Koreans List What They Hate Most About Chuseok and How the Holiday Is Changing

han sunhwa

The Korean Chuseok holiday, while called a holiday, is sometimes viewed as a chore. Some Koreans use the opportunity to skip town and take a long vacation — a true holiday — while others take off work and end up doing other work, sometimes taking extreme measures to avoid said work. Some things that immediately come to mind are preparing food all day, or the long, arduous drives down to the countryside to visit family.

In a survey conducted by the Gyeonggi-do Women’s Development Center earlier this year in January, 1,482 members were asked to name what about the holiday stresses them the most, and not surprising at all was the utter disparity of the answers from the women the men.

Taking the cake with 48.9 percent of the votes from married women was “Preparing food all day while my husband sits and watches television.” Next was “When my [in-laws] won’t send me home to my family or send me home late,” with 18.9 percent of the votes.

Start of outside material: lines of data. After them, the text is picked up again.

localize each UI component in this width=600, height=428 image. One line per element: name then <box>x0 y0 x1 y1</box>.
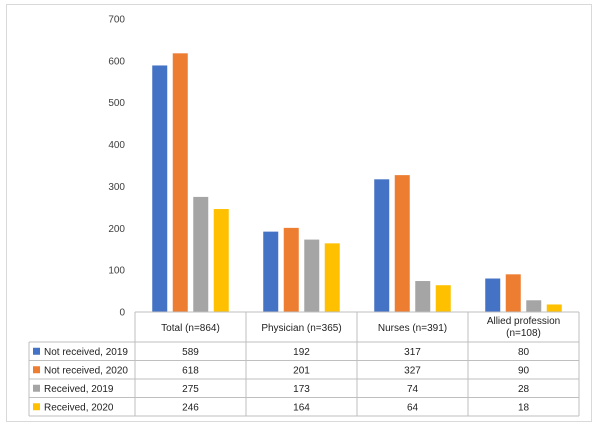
bar <box>283 227 299 312</box>
bar <box>304 239 320 312</box>
data-label: 90 <box>518 365 530 376</box>
data-label: 201 <box>293 365 310 376</box>
y-tick-label: 700 <box>108 15 125 26</box>
bar-chart: 0 100 200 300 400 500 600 700 Total (n=864) Physi… <box>28 15 580 417</box>
data-label: 275 <box>182 384 199 395</box>
y-tick-label: 0 <box>119 308 125 319</box>
bar <box>152 65 168 312</box>
y-tick-label: 600 <box>108 56 125 67</box>
legend-swatch <box>33 347 40 355</box>
data-label: 327 <box>404 365 421 376</box>
data-label: 164 <box>293 402 310 413</box>
bar <box>505 274 521 312</box>
data-label: 246 <box>182 402 199 413</box>
data-label: 64 <box>407 402 419 413</box>
bar <box>526 300 542 312</box>
legend-swatch <box>33 384 40 392</box>
bar <box>213 209 229 312</box>
y-tick-label: 100 <box>108 266 125 277</box>
y-tick-label: 300 <box>108 182 125 193</box>
chart-frame: 0 100 200 300 400 500 600 700 Total (n=864) Physi… <box>6 4 592 422</box>
bar <box>435 285 451 312</box>
legend-label: Not received, 2020 <box>44 365 128 376</box>
bar <box>172 53 188 313</box>
data-label: 28 <box>518 384 530 395</box>
data-label: 192 <box>293 347 310 358</box>
data-label: 173 <box>293 384 310 395</box>
bar <box>193 196 209 312</box>
data-label: 80 <box>518 347 530 358</box>
bar <box>546 304 562 312</box>
data-label: 589 <box>182 347 199 358</box>
y-tick-label: 500 <box>108 98 125 109</box>
y-tick-label: 200 <box>108 224 125 235</box>
y-tick-label: 400 <box>108 140 125 151</box>
legend-label: Not received, 2019 <box>44 347 128 358</box>
legend-label: Received, 2019 <box>44 384 114 395</box>
category-label: Total (n=864) <box>161 323 220 334</box>
legend-label: Received, 2020 <box>44 402 114 413</box>
bar <box>415 281 431 312</box>
data-label: 74 <box>407 384 419 395</box>
legend-swatch <box>33 366 40 374</box>
legend-swatch <box>33 403 40 411</box>
data-label: 618 <box>182 365 199 376</box>
bar <box>263 231 279 312</box>
bar <box>394 175 410 312</box>
bar <box>374 179 390 312</box>
bar <box>485 278 501 312</box>
category-label: Allied profession (n=108) <box>487 316 560 339</box>
data-label: 18 <box>518 402 530 413</box>
category-label: Nurses (n=391) <box>378 323 447 334</box>
bar <box>324 243 340 312</box>
category-label: Physician (n=365) <box>261 323 341 334</box>
data-label: 317 <box>404 347 421 358</box>
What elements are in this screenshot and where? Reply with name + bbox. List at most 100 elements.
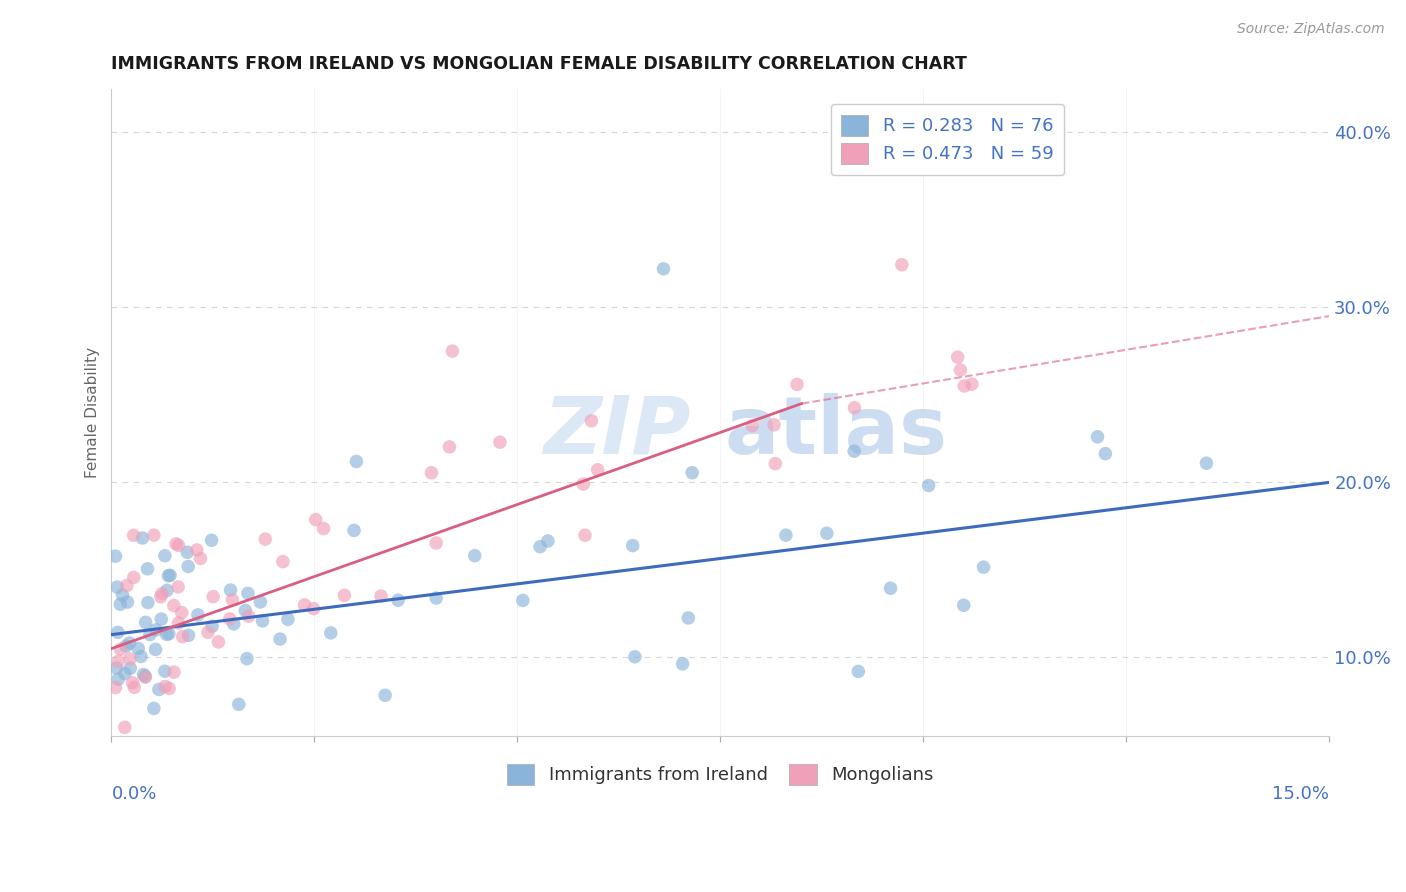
Point	[846, 665, 869, 679]
Point	[236, 586, 259, 600]
Point	[420, 466, 443, 480]
Point	[167, 615, 190, 630]
Point	[165, 537, 187, 551]
Point	[155, 627, 177, 641]
Point	[238, 609, 260, 624]
Point	[815, 526, 838, 541]
Point	[121, 675, 143, 690]
Point	[136, 562, 159, 576]
Point	[252, 614, 274, 628]
Point	[156, 583, 179, 598]
Text: IMMIGRANTS FROM IRELAND VS MONGOLIAN FEMALE DISABILITY CORRELATION CHART: IMMIGRANTS FROM IRELAND VS MONGOLIAN FEM…	[111, 55, 967, 73]
Point	[167, 580, 190, 594]
Point	[319, 626, 342, 640]
Point	[621, 539, 644, 553]
Point	[344, 454, 367, 468]
Point	[149, 590, 172, 604]
Point	[111, 588, 134, 602]
Point	[207, 635, 229, 649]
Point	[139, 627, 162, 641]
Point	[107, 673, 129, 687]
Point	[153, 664, 176, 678]
Point	[387, 593, 409, 607]
Legend: Immigrants from Ireland, Mongolians: Immigrants from Ireland, Mongolians	[501, 756, 941, 792]
Point	[114, 720, 136, 734]
Point	[135, 615, 157, 630]
Point	[157, 681, 180, 696]
Point	[537, 533, 560, 548]
Point	[122, 570, 145, 584]
Point	[163, 665, 186, 680]
Point	[150, 587, 173, 601]
Point	[115, 639, 138, 653]
Point	[236, 651, 259, 665]
Point	[425, 591, 447, 605]
Point	[186, 543, 208, 558]
Point	[233, 603, 256, 617]
Point	[439, 440, 461, 454]
Point	[157, 568, 180, 582]
Point	[305, 512, 328, 526]
Point	[249, 595, 271, 609]
Point	[177, 559, 200, 574]
Point	[512, 593, 534, 607]
Point	[157, 627, 180, 641]
Point	[176, 545, 198, 559]
Point	[202, 590, 225, 604]
Point	[218, 612, 240, 626]
Point	[107, 625, 129, 640]
Point	[374, 688, 396, 702]
Point	[271, 555, 294, 569]
Point	[652, 261, 675, 276]
Text: 0.0%: 0.0%	[111, 785, 157, 803]
Point	[142, 528, 165, 542]
Point	[269, 632, 291, 646]
Text: Source: ZipAtlas.com: Source: ZipAtlas.com	[1237, 22, 1385, 37]
Point	[1087, 430, 1109, 444]
Point	[163, 599, 186, 613]
Point	[529, 540, 551, 554]
Point	[145, 623, 167, 637]
Point	[114, 666, 136, 681]
Point	[105, 580, 128, 594]
Point	[170, 606, 193, 620]
Point	[671, 657, 693, 671]
Point	[145, 642, 167, 657]
Point	[294, 598, 316, 612]
Point	[228, 698, 250, 712]
Point	[124, 681, 146, 695]
Point	[177, 628, 200, 642]
Point	[118, 636, 141, 650]
Point	[277, 612, 299, 626]
Point	[221, 593, 243, 607]
Text: atlas: atlas	[724, 392, 948, 471]
Point	[197, 625, 219, 640]
Point	[312, 522, 335, 536]
Point	[104, 549, 127, 564]
Point	[159, 568, 181, 582]
Point	[1094, 447, 1116, 461]
Point	[110, 597, 132, 611]
Point	[441, 344, 464, 359]
Point	[131, 531, 153, 545]
Point	[464, 549, 486, 563]
Point	[155, 680, 177, 694]
Point	[187, 607, 209, 622]
Point	[105, 661, 128, 675]
Point	[167, 538, 190, 552]
Point	[890, 258, 912, 272]
Point	[786, 377, 808, 392]
Point	[129, 649, 152, 664]
Point	[134, 670, 156, 684]
Point	[949, 363, 972, 377]
Point	[681, 466, 703, 480]
Point	[117, 595, 139, 609]
Point	[844, 444, 866, 458]
Point	[973, 560, 995, 574]
Point	[127, 641, 149, 656]
Point	[201, 619, 224, 633]
Point	[302, 601, 325, 615]
Point	[370, 589, 392, 603]
Point	[153, 549, 176, 563]
Point	[136, 596, 159, 610]
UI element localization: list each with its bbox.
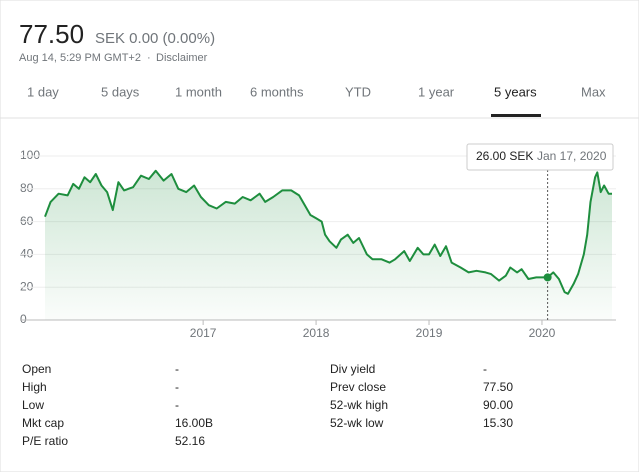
x-tick-label: 2019 xyxy=(416,326,443,340)
stat-label: Low xyxy=(22,398,44,412)
separator: · xyxy=(147,52,151,64)
y-tick-label: 0 xyxy=(20,312,27,326)
stat-value: 90.00 xyxy=(483,398,513,412)
tab[interactable]: 1 year xyxy=(418,84,455,99)
stat-value: - xyxy=(175,362,179,376)
y-tick-label: 60 xyxy=(20,214,34,228)
stat-label: Mkt cap xyxy=(22,416,64,430)
active-tab-underline xyxy=(491,114,541,117)
stat-label: 52-wk high xyxy=(330,398,388,412)
tooltip-box xyxy=(466,143,614,171)
stat-label: P/E ratio xyxy=(22,434,68,448)
stat-label: Open xyxy=(22,362,51,376)
stat-value: 77.50 xyxy=(483,380,513,394)
stat-value: - xyxy=(175,398,179,412)
y-tick-label: 20 xyxy=(20,279,34,293)
price-change: SEK 0.00 (0.00%) xyxy=(95,30,215,47)
y-tick-label: 80 xyxy=(20,181,34,195)
timestamp: Aug 14, 5:29 PM GMT+2 xyxy=(19,52,141,64)
y-tick-label: 100 xyxy=(20,148,40,162)
stat-value: - xyxy=(175,380,179,394)
stat-value: 15.30 xyxy=(483,416,513,430)
stat-value: - xyxy=(483,362,487,376)
chart: 0 20 40 60 80 100 2017 2018 2019 2020 26.00 SEK Jan… xyxy=(20,143,616,340)
stat-value: 52.16 xyxy=(175,434,205,448)
tooltip-date: Jan 17, 2020 xyxy=(537,149,607,163)
hover-point xyxy=(543,273,552,282)
area xyxy=(45,170,612,320)
stat-label: High xyxy=(22,380,47,394)
tab[interactable]: YTD xyxy=(345,84,371,99)
tab[interactable]: 5 days xyxy=(101,84,140,99)
stats: Open - High - Low - Mkt cap 16.00B P/E ratio 52.1… xyxy=(22,362,513,448)
x-tick-label: 2017 xyxy=(190,326,217,340)
tab[interactable]: 1 month xyxy=(175,84,222,99)
y-tick-label: 40 xyxy=(20,247,34,261)
stat-label: 52-wk low xyxy=(330,416,384,430)
x-tick-label: 2020 xyxy=(529,326,556,340)
stat-value: 16.00B xyxy=(175,416,213,430)
tab[interactable]: Max xyxy=(581,84,606,99)
tabs: 1 day 5 days 1 month 6 months YTD 1 year 5 yea… xyxy=(27,84,606,117)
tooltip-value: 26.00 SEK xyxy=(476,149,533,163)
price: 77.50 xyxy=(19,19,84,49)
tab[interactable]: 6 months xyxy=(250,84,304,99)
stat-label: Div yield xyxy=(330,362,375,376)
disclaimer-link[interactable]: Disclaimer xyxy=(156,52,208,64)
tab[interactable]: 5 years xyxy=(494,84,537,99)
tab[interactable]: 1 day xyxy=(27,84,59,99)
x-tick-label: 2018 xyxy=(303,326,330,340)
stat-label: Prev close xyxy=(330,380,386,394)
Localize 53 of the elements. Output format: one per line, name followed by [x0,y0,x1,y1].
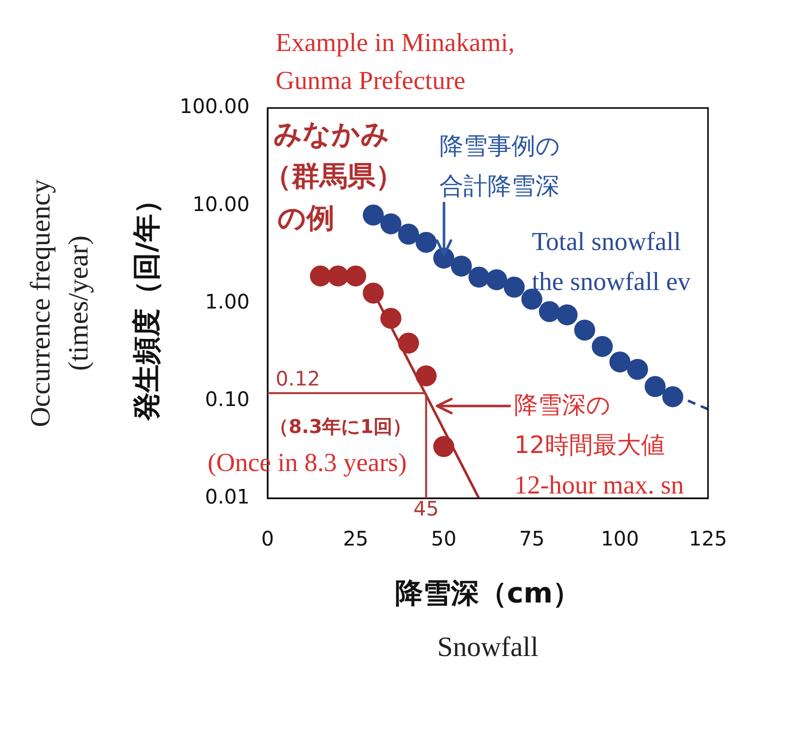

With 13.6 percent and 12.5 percent of the votes, respectively, was “Being nagged about not supporting my husband enough,” and “When my husband sleeps all day when we’re with my family.”

Men on the other hand, have other things on their minds, according to the survey. “Financial pressure resulting from huge expenditure during Chuseok” is on top of the list with 49.7 percent of the votes from married men. “Long-distance driving” and “My wife’s complaining” followed with 20.3 percent and 16.9 percent.

About 30 percent of both men and women said that the Chuseok holiday actually results in conflict, either with their spouse or between mother- and daughter-in-law.

Possibly in part due to these types of widespread complaints, the Chuseok holiday is changing a lot. When the survey participants were asked what about Chuseok has changed the most, 48.4 percent said the number of family members that gather has decreased, and not as many relatives visit. 

Other changes include less food preparation, smaller ancestral rites or omission of the ceremony altogether, men helping with food preparation, etc.